Leading conservative media outlets including Fox News have relentlessly promoted unproven COVID-19 cures and attacked scientists for doing what scientists do — saying when they don’t yet know the answers, as in whether the Johnson & Johnson vaccine could be causing rare, serious blood clots. Scientists under attack include Anthony Fauci, a leader in both the Trump and Biden administrations’ COVID-19 response teams. Uncertainty is uncomfortable, but it’s intrinsic to the process of science.

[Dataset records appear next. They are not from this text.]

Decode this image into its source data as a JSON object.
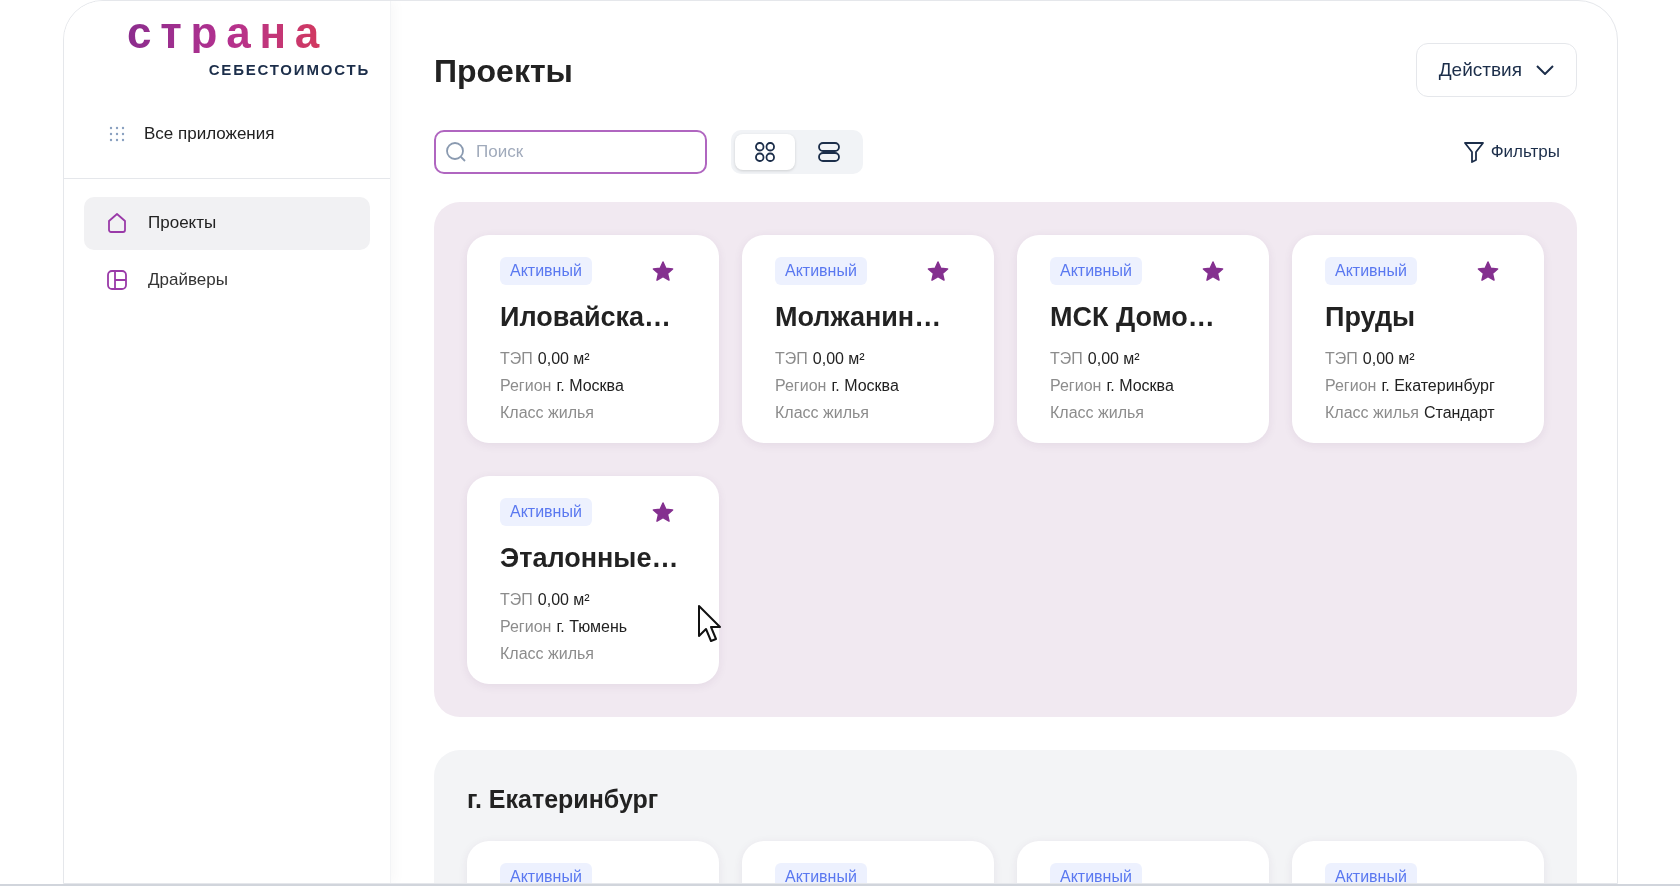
{
  "logo": {
    "wordmark": "страна",
    "subtitle": "СЕБЕСТОИМОСТЬ"
  },
  "sidebar": {
    "apps_link": "Все приложения",
    "items": [
      {
        "label": "Проекты",
        "kind": "home",
        "selected": true
      },
      {
        "label": "Драйверы",
        "kind": "drivers",
        "selected": false
      }
    ]
  },
  "page_title": "Проекты",
  "actions_button": "Действия",
  "search": {
    "placeholder": "Поиск"
  },
  "view_modes": [
    {
      "kind": "grid",
      "selected": true
    },
    {
      "kind": "list",
      "selected": false
    }
  ],
  "filters_button": "Фильтры",
  "sections": [
    {
      "kind": "favorites",
      "cards": [
        {
          "status": "Активный",
          "favorite": true,
          "title": "Иловайска…",
          "fields": [
            {
              "label": "ТЭП",
              "value": "0,00 м²"
            },
            {
              "label": "Регион",
              "value": "г. Москва"
            },
            {
              "label": "Класс жилья"
            }
          ]
        },
        {
          "status": "Активный",
          "favorite": true,
          "title": "Молжанин…",
          "fields": [
            {
              "label": "ТЭП",
              "value": "0,00 м²"
            },
            {
              "label": "Регион",
              "value": "г. Москва"
            },
            {
              "label": "Класс жилья"
            }
          ]
        },
        {
          "status": "Активный",
          "favorite": true,
          "title": "МСК Домо…",
          "fields": [
            {
              "label": "ТЭП",
              "value": "0,00 м²"
            },
            {
              "label": "Регион",
              "value": "г. Москва"
            },
            {
              "label": "Класс жилья"
            }
          ]
        },
        {
          "status": "Активный",
          "favorite": true,
          "title": "Пруды",
          "fields": [
            {
              "label": "ТЭП",
              "value": "0,00 м²"
            },
            {
              "label": "Регион",
              "value": "г. Екатеринбург"
            },
            {
              "label": "Класс жилья",
              "value": "Стандарт"
            }
          ]
        },
        {
          "status": "Активный",
          "favorite": true,
          "title": "Эталонные…",
          "fields": [
            {
              "label": "ТЭП",
              "value": "0,00 м²"
            },
            {
              "label": "Регион",
              "value": "г. Тюмень"
            },
            {
              "label": "Класс жилья"
            }
          ]
        }
      ]
    },
    {
      "kind": "region",
      "title": "г. Екатеринбург",
      "cards": [
        {
          "status": "Активный"
        },
        {
          "status": "Активный"
        },
        {
          "status": "Активный"
        },
        {
          "status": "Активный"
        }
      ]
    }
  ]
}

The shift to social media as a primary source of news has turbocharged the spread of antiscience disinformation worldwide. But as contributing correspondent Alexandra Witze reports, studying that flood of messages has also given researchers a much better understanding of why false information is so compelling. Recent work is beginning to reveal ways that the general public, scientists and social media platforms can identify falsehoods. Senior writer Laura Sanders maps out the anatomy of misinformation, with real-world examples of the tricks that hook us. And earth and climate writer Carolyn Gramling talks with scientists about their work countering decades-long efforts to cast doubt on the realities of climate change. These are battles that won’t be easily won, but they must be fought if we are to ensure the health and safety of our families, our communities and our planet. We’re all susceptible to being manipulated by misinformation. But knowing how it works is the first step in beating back the tide. And, not surprisingly, science is here to help.